»Haben Sie Ihr Zimmer schon gesehen?«

»Noch nicht, Mrs. Groat.«

»Ich hoffe, daß es Ihnen hier gefallen wird.« Es klang eher so, als wäre das Gegenteil davon erwünscht gewesen.

»Wann kann ich mit meiner Arbeit beginnen?« fragte Eunice, die sich in dieser Umgebung durchaus nicht wohl fühlte.

»Sie können jederzeit beginnen.« Die alte Dame schaute sie argwöhnisch von der Seite an. »Sie sind sehr schön ...« Eunice errötete, das Kompliment klang fast wie eine Beleidigung. »Dies wird auch der Grund sein«, schloß Mrs. Groat abwesend.

»Wofür denn?« fragte Eunice liebenswürdig. Sie hatte den Eindruck, eine Geistesschwache vor sich zu haben. Alle Lust an der neuen Stellung war schon verflogen.

»Das gehört nicht hierher«, antwortete Mrs. Groat und entließ sie mit einem Kopfnicken.
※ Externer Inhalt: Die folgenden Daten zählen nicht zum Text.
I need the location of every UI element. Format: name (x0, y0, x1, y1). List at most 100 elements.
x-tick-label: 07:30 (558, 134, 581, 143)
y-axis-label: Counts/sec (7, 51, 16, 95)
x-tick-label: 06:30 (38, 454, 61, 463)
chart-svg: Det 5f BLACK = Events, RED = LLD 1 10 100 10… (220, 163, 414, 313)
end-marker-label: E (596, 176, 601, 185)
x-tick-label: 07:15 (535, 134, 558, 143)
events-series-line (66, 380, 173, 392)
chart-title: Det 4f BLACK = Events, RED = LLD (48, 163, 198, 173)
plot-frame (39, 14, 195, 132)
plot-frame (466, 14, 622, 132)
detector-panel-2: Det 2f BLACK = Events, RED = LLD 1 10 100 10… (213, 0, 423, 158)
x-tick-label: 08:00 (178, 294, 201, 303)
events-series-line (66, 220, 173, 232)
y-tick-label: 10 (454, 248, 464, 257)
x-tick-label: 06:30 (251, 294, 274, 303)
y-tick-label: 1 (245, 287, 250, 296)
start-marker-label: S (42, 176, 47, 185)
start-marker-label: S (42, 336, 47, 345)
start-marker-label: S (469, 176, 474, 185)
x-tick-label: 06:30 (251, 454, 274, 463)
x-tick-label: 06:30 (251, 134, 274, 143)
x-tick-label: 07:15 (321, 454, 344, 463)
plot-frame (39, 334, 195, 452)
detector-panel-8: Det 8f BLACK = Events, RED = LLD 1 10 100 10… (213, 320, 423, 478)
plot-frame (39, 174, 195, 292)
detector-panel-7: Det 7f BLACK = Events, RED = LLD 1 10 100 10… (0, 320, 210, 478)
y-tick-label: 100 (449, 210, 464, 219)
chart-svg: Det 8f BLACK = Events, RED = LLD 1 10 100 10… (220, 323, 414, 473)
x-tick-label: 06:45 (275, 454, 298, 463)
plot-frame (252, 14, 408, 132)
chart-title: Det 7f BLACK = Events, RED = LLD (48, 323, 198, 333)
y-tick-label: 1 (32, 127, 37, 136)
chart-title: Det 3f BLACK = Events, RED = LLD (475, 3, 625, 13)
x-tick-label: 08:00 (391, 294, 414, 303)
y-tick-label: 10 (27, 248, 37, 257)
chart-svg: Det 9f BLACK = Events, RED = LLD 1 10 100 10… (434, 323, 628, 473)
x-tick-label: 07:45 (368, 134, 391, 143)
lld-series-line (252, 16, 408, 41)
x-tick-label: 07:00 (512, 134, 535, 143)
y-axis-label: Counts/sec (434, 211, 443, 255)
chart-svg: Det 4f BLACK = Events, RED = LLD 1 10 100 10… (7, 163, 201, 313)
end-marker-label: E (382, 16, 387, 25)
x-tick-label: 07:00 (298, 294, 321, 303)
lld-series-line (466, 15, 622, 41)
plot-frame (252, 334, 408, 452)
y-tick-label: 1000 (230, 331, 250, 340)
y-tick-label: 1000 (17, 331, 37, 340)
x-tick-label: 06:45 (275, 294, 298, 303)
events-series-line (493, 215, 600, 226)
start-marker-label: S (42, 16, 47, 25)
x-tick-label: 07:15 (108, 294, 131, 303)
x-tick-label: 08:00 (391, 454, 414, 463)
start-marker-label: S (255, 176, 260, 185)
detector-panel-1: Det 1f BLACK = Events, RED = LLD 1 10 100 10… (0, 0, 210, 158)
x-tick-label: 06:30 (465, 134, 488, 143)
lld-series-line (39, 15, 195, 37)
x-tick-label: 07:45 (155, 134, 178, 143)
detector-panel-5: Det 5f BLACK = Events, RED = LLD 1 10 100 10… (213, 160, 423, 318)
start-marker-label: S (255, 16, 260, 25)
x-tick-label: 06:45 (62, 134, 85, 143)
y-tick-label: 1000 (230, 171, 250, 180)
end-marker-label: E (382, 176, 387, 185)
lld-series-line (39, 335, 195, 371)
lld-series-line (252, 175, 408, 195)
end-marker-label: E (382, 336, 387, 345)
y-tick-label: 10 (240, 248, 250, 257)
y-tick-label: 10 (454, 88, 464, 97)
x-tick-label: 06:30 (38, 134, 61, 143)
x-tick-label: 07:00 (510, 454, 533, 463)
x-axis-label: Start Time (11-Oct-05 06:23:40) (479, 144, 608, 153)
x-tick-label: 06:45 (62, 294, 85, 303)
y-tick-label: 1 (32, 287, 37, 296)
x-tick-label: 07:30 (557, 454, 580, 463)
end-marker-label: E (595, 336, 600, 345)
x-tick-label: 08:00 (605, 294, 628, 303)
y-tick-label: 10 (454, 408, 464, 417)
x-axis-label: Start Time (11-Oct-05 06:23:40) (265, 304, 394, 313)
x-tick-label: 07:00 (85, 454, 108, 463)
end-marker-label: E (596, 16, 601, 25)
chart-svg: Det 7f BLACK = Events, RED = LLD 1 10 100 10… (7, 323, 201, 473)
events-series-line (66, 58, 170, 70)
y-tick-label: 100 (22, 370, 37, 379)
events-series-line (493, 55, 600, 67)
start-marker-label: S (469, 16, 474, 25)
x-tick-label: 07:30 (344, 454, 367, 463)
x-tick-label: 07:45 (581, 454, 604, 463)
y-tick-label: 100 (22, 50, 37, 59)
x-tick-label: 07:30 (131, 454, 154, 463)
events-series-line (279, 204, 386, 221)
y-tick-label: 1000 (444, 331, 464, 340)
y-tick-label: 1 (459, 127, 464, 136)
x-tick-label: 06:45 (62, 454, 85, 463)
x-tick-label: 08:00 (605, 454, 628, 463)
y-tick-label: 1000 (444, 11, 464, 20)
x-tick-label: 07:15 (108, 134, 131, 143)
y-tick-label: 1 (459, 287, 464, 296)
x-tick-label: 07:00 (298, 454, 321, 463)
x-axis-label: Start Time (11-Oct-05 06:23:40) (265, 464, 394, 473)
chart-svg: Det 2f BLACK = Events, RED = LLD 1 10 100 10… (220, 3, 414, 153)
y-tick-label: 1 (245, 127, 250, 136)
Das Zimmer, in das sie jetzt geführt wurde, erschien ihr über alle Maßen schön, und sie war sprachlos über diesen Luxus.

»Sind Sie auch sicher, daß ich hier wohnen soll?« fragte sie ungläubig.

»Jawohl, Miss«, versicherte die Haushälterin und sah das Mädchen sonderbar an.

»Aber das ist doch viel zu prächtig für mich!«

Der Raum wäre selbst in einem Schloß aufgefallen - kostbare Möbel, die Wände mit Brokatseide bezogen, ein französisches Bett mit Schnitzereien und Vergoldung, darüber ein großer Baldachin aus prächtiger Seide, ein Toilettentisch Louis XV. mit eingelegter Goldplatte. Der dazugehörige Kleiderschrank mußte allein ein Vermögen gekostet haben. In der Nähe des Fensters stand ein hübscher Schreibtisch, und einen prachtvollen Bücherschrank mit Ganzlederbänden konnte man vom Bett aus erreichen. Den geräumigen Balkon schmückten farbenprächtige Blumen. Eunice stand auf einem dicken, dunkelblauen Teppich, der den ganzen Raum ausfüllte. Staunend sah sie auf die ganze Pracht.

»Es muß ein Mißverständnis sein, es ist völlig unmöglich, daß ich hier wohnen soll«, wiederholte sie.

»Doch, Miss. Sehen Sie, hier ist Ihr Badezimmer. Wir haben zu jedem Schlafzimmer ein eigenes Bad. Mr. Groat hat das ganze Haus umgebaut, als er es kaufte.«

Eunice öffnete die Balkontür und trat hinaus. Der Balkon zog sich bis zu einer viereckigen Veranda hin, die sich über der Eingangshalle des Hauses befand.

Eunice sah Mrs. Groat an diesem Tage nicht mehr. Als sie nach ihr fragte, erfuhr sie, die alte Dame habe sich mit Kopfschmerzen zurückgezogen. Audi Digby Groat begegnete sie nicht, sie aß ihre erste Mahlzeit ganz allein.

»Mr. Groat ist noch nicht vom Lande zurückgekehrt«, teilte ihr Jackson mit, der sie bei Tisch bediente. »Ist alles nach Ihrem Wunsch, Miss?«

»Ja, ich danke.«

Sie fand diesen Mann wenig sympathisch. Nicht, daß er es an Respekt hätte fehlen lassen oder plump vertraulich gewesen wäre - trotzdem lag etwas Anmaßendes in seinem Benehmen. Sie war froh, als sie ihre Mahlzeit beendet hatte. Enttäuscht ging sie in ihr Zimmer. Sie hätte gerne Mrs. Groat noch einiges gefragt, vor allem, wann sie ausgehen konnte.

Sie schaltete das Licht aus, öffnete die große Balkontür und trat in den kühlen Abend hinaus. Das letzte Abendrot färbte die Wolkenränder.